MARIE

Quest’anno ho compiuto quarantanove anni, ed è forse la ragione per cui ti scrivo. Quarantanove anni è l’età che avevi tu quando ci siamo conosciuti. È strano come mi sembravi vecchio, caro H. Ora posso dirtelo. La cosa paradossale è che, malgrado io fossi allora appena diciassettenne, mi sentivo io stessa vecchissima. Una giovane vecchia. Studi, diplomi, matrimonio, figli, la vita mi sembrava un tunnel che si apriva davanti a me come un paio di fauci.
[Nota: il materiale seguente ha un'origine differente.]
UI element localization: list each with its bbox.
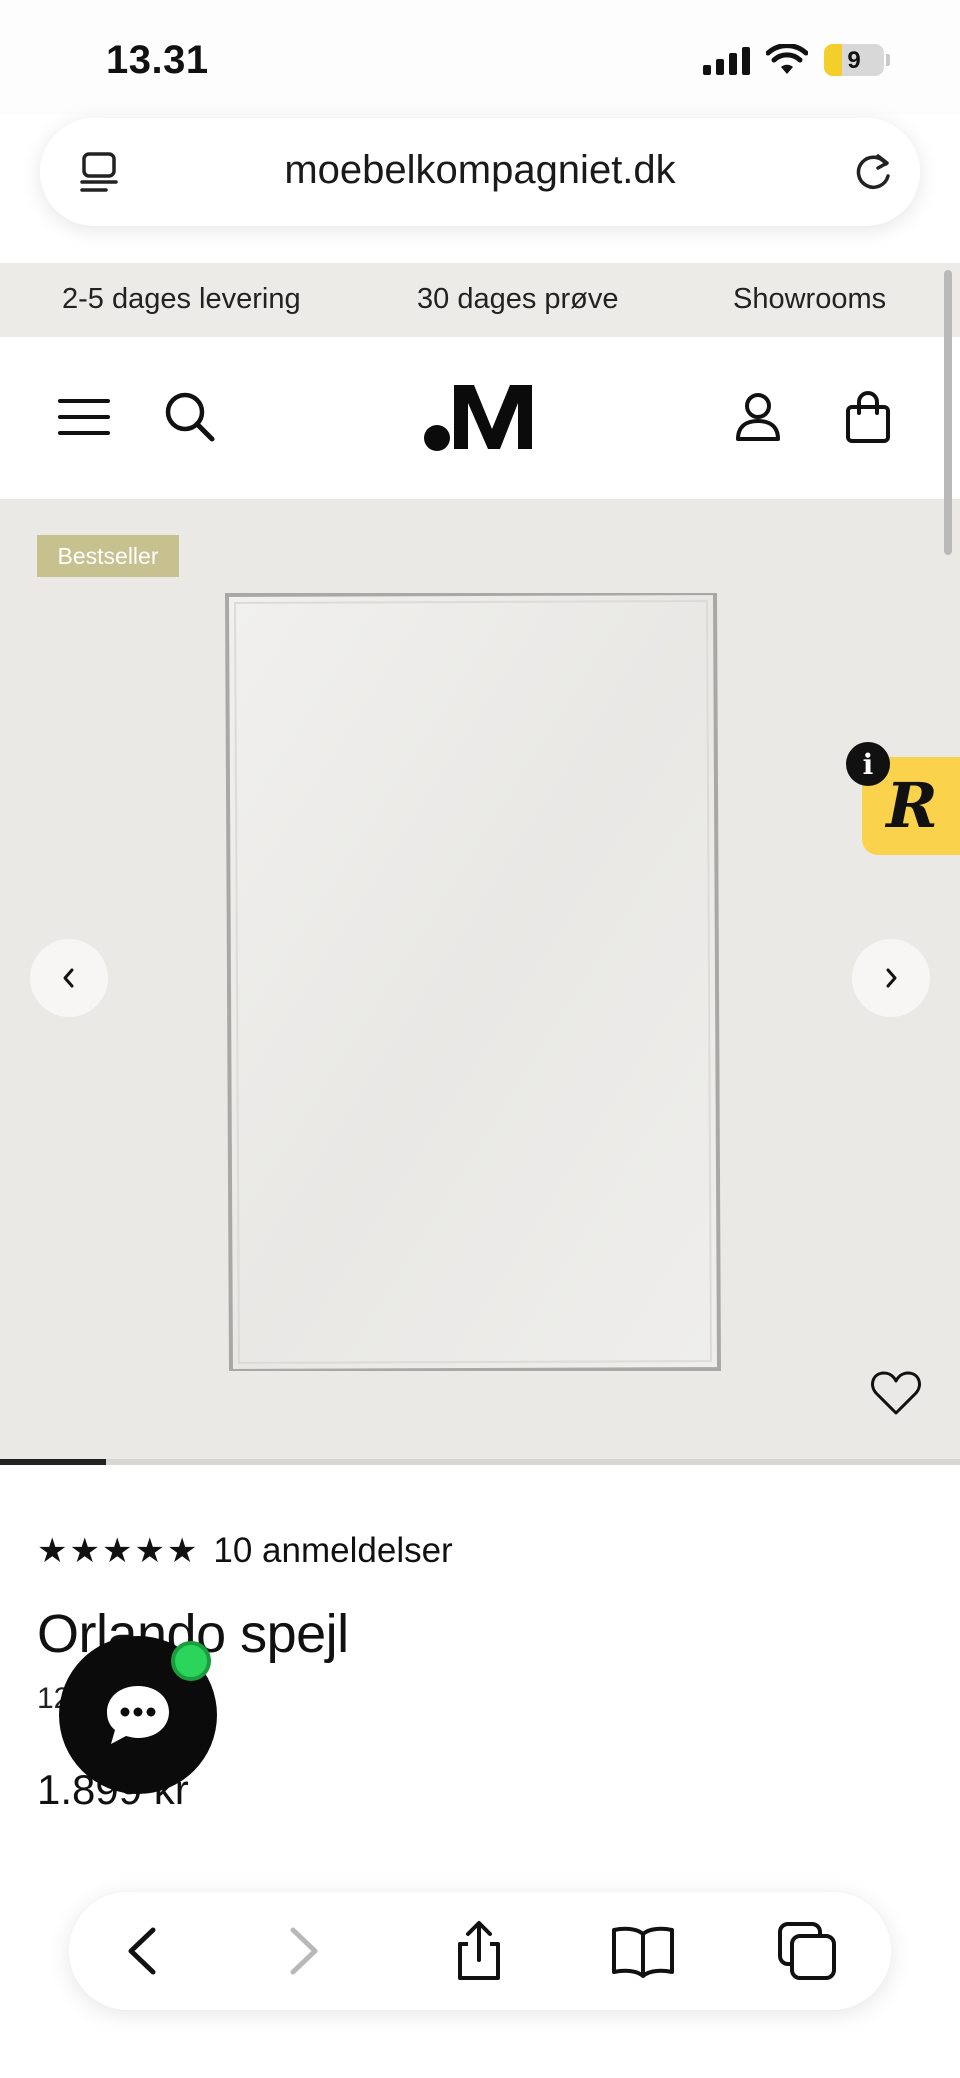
product-image-mirror[interactable] [225, 593, 721, 1371]
search-icon[interactable] [160, 387, 220, 447]
status-bar: 13.31 9 [0, 0, 960, 115]
share-icon[interactable] [446, 1918, 512, 1984]
page-scrollbar[interactable] [944, 270, 952, 555]
gallery-prev-button[interactable] [30, 939, 108, 1017]
status-time: 13.31 [106, 38, 209, 82]
url-text[interactable]: moebelkompagniet.dk [40, 148, 920, 193]
online-status-dot [171, 1641, 211, 1681]
menu-icon[interactable] [54, 387, 114, 447]
chevron-left-icon [63, 968, 74, 988]
forward-icon[interactable] [269, 1918, 335, 1984]
product-rating[interactable]: ★★★★★ 10 anmeldelser [37, 1531, 453, 1571]
chat-bubble-icon [107, 1686, 169, 1744]
cellular-signal-icon [703, 45, 750, 75]
wifi-icon [766, 44, 808, 74]
info-icon[interactable]: i [846, 742, 890, 786]
promo-showrooms[interactable]: Showrooms [733, 283, 886, 316]
promo-bar: 2-5 dages levering 30 dages prøve Showro… [0, 263, 960, 337]
cart-icon[interactable] [838, 387, 898, 447]
site-logo[interactable] [420, 379, 540, 455]
address-bar[interactable]: moebelkompagniet.dk [40, 118, 920, 226]
tabs-icon[interactable] [774, 1918, 840, 1984]
gallery-progress-fill [0, 1459, 106, 1465]
back-icon[interactable] [111, 1918, 177, 1984]
site-header [0, 337, 960, 499]
review-count[interactable]: 10 anmeldelser [213, 1531, 452, 1571]
battery-level: 9 [847, 47, 861, 74]
promo-delivery[interactable]: 2-5 dages levering [62, 283, 301, 316]
wishlist-heart-icon[interactable] [870, 1369, 922, 1417]
account-icon[interactable] [728, 387, 788, 447]
reviews-widget-letter: R [884, 769, 938, 842]
battery-icon: 9 [824, 44, 890, 76]
browser-toolbar [69, 1892, 891, 2010]
gallery-progress [0, 1459, 960, 1465]
status-icons: 9 [703, 44, 890, 76]
gallery-next-button[interactable] [852, 939, 930, 1017]
bookmarks-icon[interactable] [610, 1918, 676, 1984]
product-gallery[interactable]: Bestseller [0, 499, 960, 1459]
rating-stars: ★★★★★ [37, 1531, 200, 1571]
bestseller-badge: Bestseller [37, 535, 179, 577]
promo-trial[interactable]: 30 dages prøve [417, 283, 619, 316]
reload-icon[interactable] [848, 146, 898, 196]
chevron-right-icon [886, 968, 897, 988]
È per questo che mi sono precipitata fra le tue braccia? A diciassette anni avevo già la mente contorta per aver preso troppo le distanze dall’esistenza?

Scriverti è anche un modo per non telefonare. Ho pensato mille volte alla telefonata che non ti farò. Che non ti farò più. Lunghi squilli nel vuoto e poi risponde tua moglie. In passato, quando capitava, mi diceva con la sua voce insopportabilmente dolce: «Resti in linea, le passo H…». Stavolta la sua intonazione è differente. Indifferente? Dice: «…Pensavo… H. è morto… non lo sapeva…?». Lungo silenzio. Come avrei potuto saperlo? H. e io non ci vediamo da tanto. Qualche sporadico messaggio, i compleanni, il primo dell’anno. Brevi scambi di notizie sempre più diluiti nel tempo…

Nella nostra conversazione immaginaria, tua moglie interrompe il silenzio. Parla dell’inverno, dell’ondata di freddo. Pronuncia la parola «coma». Parla del tuo cuore come se io non lo conoscessi. Ha sempre quella voce dolce che detesto e al tempo stesso rispetto. Ma questa volta mi sembra di cogliervi accenti di rivincita. Ha ripreso il sopravvento sull’ex Lolita decaduta.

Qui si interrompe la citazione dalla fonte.